Title: Beyond "Bag of Words": Towards a Framework for Conceptual Retrieval
Speaker: Jimmy Lin, University of Maryland
Date: Thrusday, February 22, 2007 3:30 pm
Location: SCILS Faculty Lounge (4 Huntington, off of College Ave.), Rutgers University
Abstract:
Although the field of information retrieval has made enormous progress in the last half century, virtually all systems are still built on the remarkably simple concept of "counting words", under strong assumptions of term independence. Although these methods have been empirically validated (e.g., in TREC evaluations), it is a simple fact that words alone cannot capture the semantic content of documents and information needs.
In this talk, I will discuss a framework for "conceptual retrieval" that articulates the types of knowledge that are important for information seeking. This general framework is instantiated in a clinical question answering system that operationalizes the principles of evidence-based medicine (EBM). Experiments show that an EBM-based scoring algorithm outperforms a state-of-the-art baseline that employs only term statistics.
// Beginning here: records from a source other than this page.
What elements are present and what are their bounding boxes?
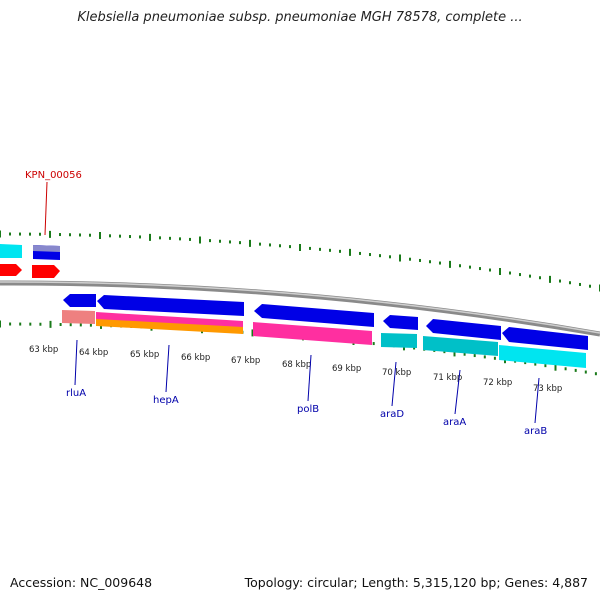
tick-label-70: 70 kbp: [382, 368, 411, 378]
genome-summary-text: Topology: circular; Length: 5,315,120 bp…: [244, 575, 588, 590]
feature-araD-blue[interactable]: [383, 315, 418, 330]
feature-red-left[interactable]: [0, 264, 22, 276]
map-title: Klebsiella pneumoniae subsp. pneumoniae …: [77, 10, 523, 25]
gene-label-hepA[interactable]: hepA: [153, 395, 179, 406]
gene-label-rluA[interactable]: rluA: [66, 388, 86, 399]
feature-kpn00056-top: [33, 245, 60, 252]
tick-label-64: 64 kbp: [79, 348, 108, 358]
rluA-leader: [74, 339, 78, 386]
tick-label-67: 67 kbp: [231, 356, 260, 366]
tick-label-63: 63 kbp: [29, 345, 58, 355]
polB-leader: [307, 354, 312, 402]
tick-label-66: 66 kbp: [181, 353, 210, 363]
feature-hepA-orange[interactable]: [96, 319, 243, 334]
feature-polB-blue[interactable]: [254, 304, 374, 327]
hepA-leader: [165, 344, 170, 393]
feature-rluA-blue[interactable]: [63, 294, 96, 307]
kpn00056-leader: [44, 181, 48, 236]
gene-label-araD[interactable]: araD: [380, 409, 404, 420]
feature-hepA-blue[interactable]: [97, 295, 244, 316]
tick-label-72: 72 kbp: [483, 378, 512, 388]
outer-tick-ring: [0, 230, 600, 292]
araA-leader: [454, 369, 461, 415]
feature-rluA-salmon[interactable]: [62, 310, 95, 324]
feature-araD-teal[interactable]: [381, 333, 417, 348]
tick-label-65: 65 kbp: [130, 350, 159, 360]
araD-leader: [391, 361, 397, 407]
feature-araB-blue[interactable]: [502, 327, 588, 350]
gene-label-polB[interactable]: polB: [297, 404, 319, 415]
araB-leader: [534, 377, 540, 424]
kpn00056-label[interactable]: KPN_00056: [25, 170, 82, 181]
gene-label-araB[interactable]: araB: [524, 426, 547, 437]
genome-backbone-highlight: [0, 281, 600, 334]
genome-backbone: [0, 280, 600, 337]
tick-label-73: 73 kbp: [533, 384, 562, 394]
feature-araA-teal[interactable]: [423, 336, 498, 356]
gene-label-araA[interactable]: araA: [443, 417, 466, 428]
tick-label-68: 68 kbp: [282, 360, 311, 370]
feature-cyan-left[interactable]: [0, 244, 22, 258]
feature-araA-blue[interactable]: [426, 319, 501, 340]
feature-araB-cyan[interactable]: [499, 345, 586, 368]
feature-polB-pink[interactable]: [253, 322, 372, 345]
tick-label-69: 69 kbp: [332, 364, 361, 374]
feature-red-kpn00056[interactable]: [32, 265, 60, 278]
accession-text: Accession: NC_009648: [10, 575, 153, 590]
tick-label-71: 71 kbp: [433, 373, 462, 383]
Ablation studies further yield a better understanding of the performance contributions of different components.
I will conclude by discussing how other domains can benefit from knowledge-based approaches and the general applicability of this proposed framework.
Biography
Jimmy Lin is an assistant professor in the College of Information Studies (CLIS) at the University of Maryland, and is also a member of the Computational Linguistics and Information Processing (CLIP) laboratory in UMD's Institute for Advanced Computer Studies (UMIACS). He graduated with a Ph.D. in computer science from MIT in 2004. Jimmy's research lies at the intersection between information retrieval, natural language processing, and information science. In addition, he has also worked on theoretical linguistics at the syntax-semantic interface.